Neta de Laurie Strode, Allyson Nelson (Andi Matichak) é uma adolescente que, a contragosto da mãe, tenta se aproximar da avó sempre que possível — aqui cabe um adendo para a primeira interação de ambas no filme, uma referência muito bacana e criativa ao primeiro filme. Ela se encontra em uma encruzilhada entre tentar aproveitar a adolescência, se divertir ao lado do namorado (spoiler: um bostola de marca maior, com o perdão do português) e seguir os conselhos da mãe no sentido de "não se consumir com paranóias", e, ao mesmo tempo, manter o olhar desconfiado e vigilante diante dos perigos que o mundo oculta, atenta às prescrições da avó — sendo neta de quem é, é preciso estar atenta e forte. Allyson é esperta, sabe se virar quando dito perigo surge no horizonte, mas também é humana, e não pode enfrentar uma ameça da envergadura de Myers sozinha. 



Gostei muito de vislumbrar como um único trauma atravessou as vivências dessas três mulheres, como influenciou cada uma de formas diferentes, e como elas reagem à figura de Myers quando este deixa de ser uma lembrança, ou um vulto distante, para se tornar um perigo real. A cena final, em que avó, mãe e menina estão reunidas após a noite de terror que se sucedeu, é bastante emblemática. 

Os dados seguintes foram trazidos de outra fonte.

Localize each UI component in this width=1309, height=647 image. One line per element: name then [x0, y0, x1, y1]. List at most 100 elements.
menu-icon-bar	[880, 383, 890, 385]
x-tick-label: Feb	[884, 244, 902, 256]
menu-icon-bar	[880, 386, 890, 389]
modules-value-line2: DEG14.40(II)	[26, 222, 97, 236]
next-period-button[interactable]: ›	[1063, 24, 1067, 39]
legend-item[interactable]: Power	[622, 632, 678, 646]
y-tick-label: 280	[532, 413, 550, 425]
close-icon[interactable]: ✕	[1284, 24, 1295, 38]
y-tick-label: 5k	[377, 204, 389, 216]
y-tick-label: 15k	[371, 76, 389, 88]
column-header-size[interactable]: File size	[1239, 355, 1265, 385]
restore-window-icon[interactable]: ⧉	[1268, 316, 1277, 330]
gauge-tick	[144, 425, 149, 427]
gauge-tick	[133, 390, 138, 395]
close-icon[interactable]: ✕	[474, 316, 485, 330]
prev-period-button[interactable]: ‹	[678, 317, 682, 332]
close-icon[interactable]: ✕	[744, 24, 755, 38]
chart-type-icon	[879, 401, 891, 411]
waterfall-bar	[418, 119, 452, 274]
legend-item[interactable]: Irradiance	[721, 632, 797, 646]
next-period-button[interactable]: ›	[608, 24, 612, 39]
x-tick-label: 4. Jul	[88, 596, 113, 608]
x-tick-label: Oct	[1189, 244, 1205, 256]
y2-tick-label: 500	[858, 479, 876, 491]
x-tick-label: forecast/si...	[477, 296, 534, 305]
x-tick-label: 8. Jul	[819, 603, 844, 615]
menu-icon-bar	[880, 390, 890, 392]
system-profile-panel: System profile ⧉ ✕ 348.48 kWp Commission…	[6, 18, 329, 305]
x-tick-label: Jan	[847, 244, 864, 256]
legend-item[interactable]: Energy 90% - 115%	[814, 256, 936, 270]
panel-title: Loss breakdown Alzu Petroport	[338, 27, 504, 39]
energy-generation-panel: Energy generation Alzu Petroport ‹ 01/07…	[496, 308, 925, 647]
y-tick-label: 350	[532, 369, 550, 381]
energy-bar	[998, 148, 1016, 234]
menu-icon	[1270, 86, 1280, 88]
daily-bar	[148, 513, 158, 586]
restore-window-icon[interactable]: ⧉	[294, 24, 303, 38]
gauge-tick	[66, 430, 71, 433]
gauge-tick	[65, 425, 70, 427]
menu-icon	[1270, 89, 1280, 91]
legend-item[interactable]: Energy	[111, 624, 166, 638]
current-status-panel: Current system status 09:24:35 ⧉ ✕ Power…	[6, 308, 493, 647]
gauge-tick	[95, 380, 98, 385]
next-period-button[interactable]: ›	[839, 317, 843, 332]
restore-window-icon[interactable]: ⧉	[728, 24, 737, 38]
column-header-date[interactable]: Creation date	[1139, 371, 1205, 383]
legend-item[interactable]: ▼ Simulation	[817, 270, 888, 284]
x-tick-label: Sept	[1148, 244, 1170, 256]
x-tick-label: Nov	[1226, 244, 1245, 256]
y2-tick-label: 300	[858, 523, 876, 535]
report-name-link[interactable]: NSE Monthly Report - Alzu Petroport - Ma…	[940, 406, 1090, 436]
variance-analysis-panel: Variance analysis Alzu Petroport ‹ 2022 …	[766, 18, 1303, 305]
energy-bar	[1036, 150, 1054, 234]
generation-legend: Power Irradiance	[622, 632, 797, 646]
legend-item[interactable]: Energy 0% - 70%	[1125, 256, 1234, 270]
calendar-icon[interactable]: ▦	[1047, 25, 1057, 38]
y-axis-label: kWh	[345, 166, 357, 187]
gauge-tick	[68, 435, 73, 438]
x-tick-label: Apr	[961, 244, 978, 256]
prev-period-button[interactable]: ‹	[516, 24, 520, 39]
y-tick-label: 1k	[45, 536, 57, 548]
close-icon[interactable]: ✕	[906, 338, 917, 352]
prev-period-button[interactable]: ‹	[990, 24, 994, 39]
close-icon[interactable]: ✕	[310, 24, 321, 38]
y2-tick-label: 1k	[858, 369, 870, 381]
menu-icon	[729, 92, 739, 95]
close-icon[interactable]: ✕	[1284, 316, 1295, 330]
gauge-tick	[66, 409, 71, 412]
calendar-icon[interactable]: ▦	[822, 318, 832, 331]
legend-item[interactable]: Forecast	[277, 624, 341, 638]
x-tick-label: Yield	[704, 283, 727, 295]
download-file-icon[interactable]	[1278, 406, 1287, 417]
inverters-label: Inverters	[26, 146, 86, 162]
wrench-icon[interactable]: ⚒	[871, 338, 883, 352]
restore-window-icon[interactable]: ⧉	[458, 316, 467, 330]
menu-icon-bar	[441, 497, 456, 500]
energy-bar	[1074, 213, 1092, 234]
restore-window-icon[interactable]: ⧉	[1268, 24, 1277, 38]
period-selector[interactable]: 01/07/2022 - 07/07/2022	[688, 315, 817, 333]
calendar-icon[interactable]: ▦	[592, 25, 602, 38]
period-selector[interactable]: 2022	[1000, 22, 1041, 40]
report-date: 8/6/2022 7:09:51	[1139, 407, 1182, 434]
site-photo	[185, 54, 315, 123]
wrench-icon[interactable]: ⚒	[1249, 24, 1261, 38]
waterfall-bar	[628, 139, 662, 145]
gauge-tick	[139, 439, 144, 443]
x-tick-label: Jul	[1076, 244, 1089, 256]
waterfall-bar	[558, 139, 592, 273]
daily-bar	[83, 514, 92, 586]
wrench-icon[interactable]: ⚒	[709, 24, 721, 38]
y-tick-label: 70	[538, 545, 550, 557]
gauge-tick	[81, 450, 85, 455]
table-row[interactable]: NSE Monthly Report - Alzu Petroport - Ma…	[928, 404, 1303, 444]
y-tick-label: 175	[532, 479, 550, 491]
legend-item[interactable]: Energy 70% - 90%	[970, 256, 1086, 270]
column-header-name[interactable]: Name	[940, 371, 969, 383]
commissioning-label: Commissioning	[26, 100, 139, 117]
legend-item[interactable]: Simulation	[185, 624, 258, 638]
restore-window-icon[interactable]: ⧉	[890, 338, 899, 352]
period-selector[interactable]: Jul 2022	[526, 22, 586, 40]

Num futuro recente, espero ter a oportunidade de revisitar este filme aqui (até porque a trilha de John Carpenter está, literalmente, de matar). Como alguém que não é lá muito afeita a franquias longas de terror (por pura preguiça mesmo), e inicialmente andava desencorajada de retornar ao universo de Halloween, conhecidíssimo por suas diversas e polêmicas linhas temporais, foi uma grata surpresa descobrir que não é fundamental ter assistido previamente às produções anteriores, tidas por muitos como experimentos com níveis variados de sucesso. Para quem não sabe por onde começar, este aqui seja um segundo passo muito interessante após o filme original de 1978.